Any exercise where your bones have to hold up your weight (e.g. running) will strengthen your bones, although lifting weights in particular is really great for bone health.

Eat enough calcium.
This one's pretty much a no-brainer, but I thought I would touch on non-dairy products. I'm lactose intolerant, so I know it can be harder to get calcium if you don't eat dairy, although it's definitely achievable. Most dairy-alternative milks contain calcium (more than dairy milk, actually,) and you can also find calcium in these foods.

Don't forget magnesium or phosphorus.
While a lot of emphasis is placed on getting enough calcium, in order for calcium to be absorbed properly, both phosphorus and magnesium are needed. Phosphorus is found in "protein foods" (meat, cheese, nuts, fish etc.) and magnesium is found in green leafy vegetables, nuts and even cocoa.

Get some sun.
Or, in other words, vitamin D. If you can't get enough in your diet (although it's in tuna, eggs and fortified foods,) consider taking a supplement.

Get your vitamin K. 
For the longest time, I thought vitamin K just meant potassium (although, that's good for your bones too,) but it's actually a nutrient you can find in foods like green leafy vegetables.

Don't smoke.
Smoking is bad for just about every part of your body, including your bones.

Evaluate your prescriptions.
Certain long-term medications can cause bone loss, so be sure to talk to your doctor if you're concerned (if you have family history of osteoporosis, you may have to take a different medicine or add supplements to your diet.)

Eat Omega-3s.
Omega 3s aren't just good for your heart: they're also linked to bone health.

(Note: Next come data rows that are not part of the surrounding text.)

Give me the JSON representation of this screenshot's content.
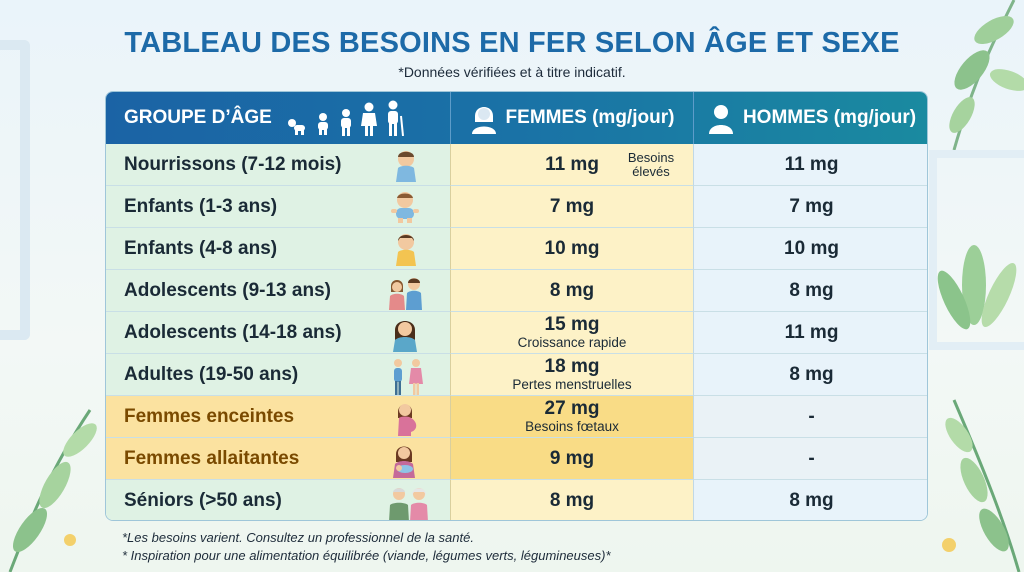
{
  "title": "TABLEAU DES BESOINS EN FER SELON ÂGE ET SEXE",
  "subtitle": "*Données vérifiées et à titre indicatif.",
  "header": {
    "age_group": "GROUPE D’ÂGE",
    "women": "FEMMES (mg/jour)",
    "men": "HOMMES (mg/jour)"
  },
  "rows": [
    {
      "group": "Nourrissons (7-12 mois)",
      "women": "11 mg",
      "women_note": "",
      "side_note": "Besoins élevés",
      "men": "11 mg",
      "icon": "baby-icon"
    },
    {
      "group": "Enfants (1-3 ans)",
      "women": "7 mg",
      "women_note": "",
      "side_note": "",
      "men": "7 mg",
      "icon": "toddler-icon"
    },
    {
      "group": "Enfants (4-8 ans)",
      "women": "10 mg",
      "women_note": "",
      "side_note": "",
      "men": "10 mg",
      "icon": "child-icon"
    },
    {
      "group": "Adolescents (9-13 ans)",
      "women": "8 mg",
      "women_note": "",
      "side_note": "",
      "men": "8 mg",
      "icon": "preteens-icon"
    },
    {
      "group": "Adolescents (14-18 ans)",
      "women": "15 mg",
      "women_note": "Croissance rapide",
      "side_note": "",
      "men": "11 mg",
      "icon": "teen-girl-icon"
    },
    {
      "group": "Adultes (19-50 ans)",
      "women": "18 mg",
      "women_note": "Pertes menstruelles",
      "side_note": "",
      "men": "8 mg",
      "icon": "adults-icon"
    },
    {
      "group": "Femmes enceintes",
      "women": "27 mg",
      "women_note": "Besoins fœtaux",
      "side_note": "",
      "men": "-",
      "icon": "pregnant-woman-icon"
    },
    {
      "group": "Femmes allaitantes",
      "women": "9 mg",
      "women_note": "",
      "side_note": "",
      "men": "-",
      "icon": "nursing-mother-icon"
    },
    {
      "group": "Séniors (>50 ans)",
      "women": "8 mg",
      "women_note": "",
      "side_note": "",
      "men": "8 mg",
      "icon": "seniors-icon"
    }
  ],
  "footer": {
    "line1": "*Les besoins varient. Consultez un professionnel de la santé.",
    "line2": "* Inspiration pour une alimentation équilibrée (viande, légumes verts, légumineuses)*"
  },
  "colors": {
    "title": "#1d6aa8",
    "header_bg": "#1b63a5",
    "age_col": "#dff2e4",
    "women_col": "#fdf2c7",
    "men_col": "#e8f3fa",
    "highlight": "#fbe2a0"
  }
}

Fish is a great source of omega-3s and has vitamin D to boot!

An apple a day...
Although there's not a ton of research (yet) on the subject, I've seen multiple sources that boron (which can be found in apples) supports bone health. With all the other health benefits apples provide, this one is a no-brainer.

Bonus: Experiment with chia.
If you don't know what foods to eat for optimum bone health, try adding chia to your diet. Chia has a lot of omega 3s, calcium, phosphorus and magnesium.